A gettare un ponte tra il paese sull'orlo della sfascio trent'anni fa e su quello non meno malandato di oggi una figura emblematica: Samurai, ultimo rappresentante proprio di quella banda della Magliana sopra citata (il personaggio si richiama al Nero) e riciclatosi nel presente come referente degli speculatori legati alla criminalità organizzata.

Samurai che dietro la facciata di paciosa ordinarietà (un ottimo Claudio Amendola) nasconde la storia di decenni di misteri italiani, collusioni tra politica corrotta, eversione fascista e associazioni mafiose.

Ma la cosa veramente rilevante è che nessuno di tutti questi è, nel suo contesto, personaggio di primo piano. Non lo è Malgradi che di fatto è uno che opera nel sottobosco parlamentare accollandosi il “lavoro sporco”, non lo è Numero Otto e non lo è neanche il capo della banda di “cravattari” (Adamo Dionisi) che tenta di fare il salto di qualità, compendio della violenza più bestiale (e destinato a una fine da contrappasso dantesco). Non lo è neppure Samurai, temuto e rispettato da tutti ma di fatto ridotto al ruolo di referente delle “famiglie” ( ed è pleonastico specificare di quali “famiglie” si parli) che vogliono investire i loro soldi nella nuova Las Vegas che si vorrebbe creare sul litorale di Ostia.

 

Suburra è una storia spietata, narrata con mano lucida da un regista che dimostra di essere tra i migliori del nostrano panorama cinematografico. Una storia avvincente, complessa, e che forse proprio per la sua complessità registra ogni tanto qualche passaggio più debole (ma approfondire certi aspetti avrebbe allungato una trama di per sé già poderosa). Regista abile a sfruttare anche le figure di contorno: il viscido pierre, organizzatore di feste e festini per i potenti. Sebastiano (Elio Germano), la bellissima Sabrina, escort destinata a rimanere stritolata in un ingranaggio di cui non ha capito la portata (la splendida Giulia Elettra Gorietti) e la donna del boss di Ostia, Viola (Greta Scarano, la vera sopresa del film insieme a Borghi) tossica e perduta, maschera da tragedia greca cui spetterà il ruolo da protagonista nell'atto finale.

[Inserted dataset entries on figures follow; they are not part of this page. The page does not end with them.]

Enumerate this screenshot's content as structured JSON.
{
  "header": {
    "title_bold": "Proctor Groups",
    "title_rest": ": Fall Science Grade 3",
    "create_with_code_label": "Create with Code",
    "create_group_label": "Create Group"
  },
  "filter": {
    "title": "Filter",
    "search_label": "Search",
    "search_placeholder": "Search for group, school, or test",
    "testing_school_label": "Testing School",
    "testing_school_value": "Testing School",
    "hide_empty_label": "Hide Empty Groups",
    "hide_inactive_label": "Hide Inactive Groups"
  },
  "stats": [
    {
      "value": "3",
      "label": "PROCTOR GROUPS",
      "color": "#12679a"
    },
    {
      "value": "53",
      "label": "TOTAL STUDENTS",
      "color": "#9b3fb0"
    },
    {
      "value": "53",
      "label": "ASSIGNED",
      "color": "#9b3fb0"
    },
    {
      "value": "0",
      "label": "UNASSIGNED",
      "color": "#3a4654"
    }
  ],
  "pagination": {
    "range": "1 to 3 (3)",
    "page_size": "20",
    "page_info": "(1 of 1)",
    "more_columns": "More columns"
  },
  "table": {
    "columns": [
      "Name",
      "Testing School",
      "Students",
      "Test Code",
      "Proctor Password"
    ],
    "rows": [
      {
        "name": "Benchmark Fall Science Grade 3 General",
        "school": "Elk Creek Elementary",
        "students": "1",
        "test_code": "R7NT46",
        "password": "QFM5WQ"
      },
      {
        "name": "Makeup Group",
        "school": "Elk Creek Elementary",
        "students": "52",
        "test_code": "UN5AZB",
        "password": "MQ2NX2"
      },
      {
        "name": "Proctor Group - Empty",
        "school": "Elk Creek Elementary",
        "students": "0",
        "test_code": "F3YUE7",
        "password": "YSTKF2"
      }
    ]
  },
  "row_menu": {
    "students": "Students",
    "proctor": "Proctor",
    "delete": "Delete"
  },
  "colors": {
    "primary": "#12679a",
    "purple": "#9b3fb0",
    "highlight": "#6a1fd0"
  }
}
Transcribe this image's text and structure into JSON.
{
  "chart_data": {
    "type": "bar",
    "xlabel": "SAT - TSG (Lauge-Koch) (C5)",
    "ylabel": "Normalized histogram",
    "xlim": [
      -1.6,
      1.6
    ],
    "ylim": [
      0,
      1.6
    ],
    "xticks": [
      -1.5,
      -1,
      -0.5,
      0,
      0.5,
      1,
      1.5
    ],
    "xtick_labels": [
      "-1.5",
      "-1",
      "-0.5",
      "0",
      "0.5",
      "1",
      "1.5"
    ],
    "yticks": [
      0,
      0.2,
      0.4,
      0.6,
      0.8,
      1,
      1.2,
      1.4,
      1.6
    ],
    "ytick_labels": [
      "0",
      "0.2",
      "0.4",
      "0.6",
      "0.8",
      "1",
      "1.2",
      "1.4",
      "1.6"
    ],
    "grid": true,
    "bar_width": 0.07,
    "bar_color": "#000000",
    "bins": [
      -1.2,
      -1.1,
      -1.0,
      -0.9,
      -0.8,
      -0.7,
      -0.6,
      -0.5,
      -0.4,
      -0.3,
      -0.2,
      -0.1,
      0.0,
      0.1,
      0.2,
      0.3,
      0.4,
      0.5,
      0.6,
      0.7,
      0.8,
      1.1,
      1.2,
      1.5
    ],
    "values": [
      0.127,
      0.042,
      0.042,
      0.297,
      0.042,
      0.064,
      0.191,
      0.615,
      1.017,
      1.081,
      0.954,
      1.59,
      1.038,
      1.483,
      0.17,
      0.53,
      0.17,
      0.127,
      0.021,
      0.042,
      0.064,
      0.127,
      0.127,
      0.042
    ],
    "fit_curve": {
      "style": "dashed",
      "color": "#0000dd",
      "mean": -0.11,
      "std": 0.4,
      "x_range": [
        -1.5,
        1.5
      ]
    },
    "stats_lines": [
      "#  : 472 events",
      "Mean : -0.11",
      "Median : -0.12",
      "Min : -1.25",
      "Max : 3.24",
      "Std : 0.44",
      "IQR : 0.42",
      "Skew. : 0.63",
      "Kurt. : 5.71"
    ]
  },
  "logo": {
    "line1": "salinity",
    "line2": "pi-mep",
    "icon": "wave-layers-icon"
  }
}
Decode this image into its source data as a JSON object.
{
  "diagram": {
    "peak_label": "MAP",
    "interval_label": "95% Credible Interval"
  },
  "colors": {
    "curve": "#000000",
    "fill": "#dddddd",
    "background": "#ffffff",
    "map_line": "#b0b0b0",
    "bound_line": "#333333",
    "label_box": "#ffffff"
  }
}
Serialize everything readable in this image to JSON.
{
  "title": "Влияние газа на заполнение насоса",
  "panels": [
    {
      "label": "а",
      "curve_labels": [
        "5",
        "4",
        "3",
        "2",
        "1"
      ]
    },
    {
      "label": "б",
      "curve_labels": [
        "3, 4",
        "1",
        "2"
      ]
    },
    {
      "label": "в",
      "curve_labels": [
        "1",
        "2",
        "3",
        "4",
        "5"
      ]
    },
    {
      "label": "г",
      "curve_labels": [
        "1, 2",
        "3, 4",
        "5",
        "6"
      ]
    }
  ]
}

Nota conclusiva per la straordinaria colonna sonora che contribuisce all'intensità delle scene, musica elettronica ma di forte suggestione, note malinconiche che sottolineano la tragicità della vicenda e che cadono sullo spettatore, dolci ma taglienti come le gocce pioggia che accompagnano tutte le scene di questa pellicola.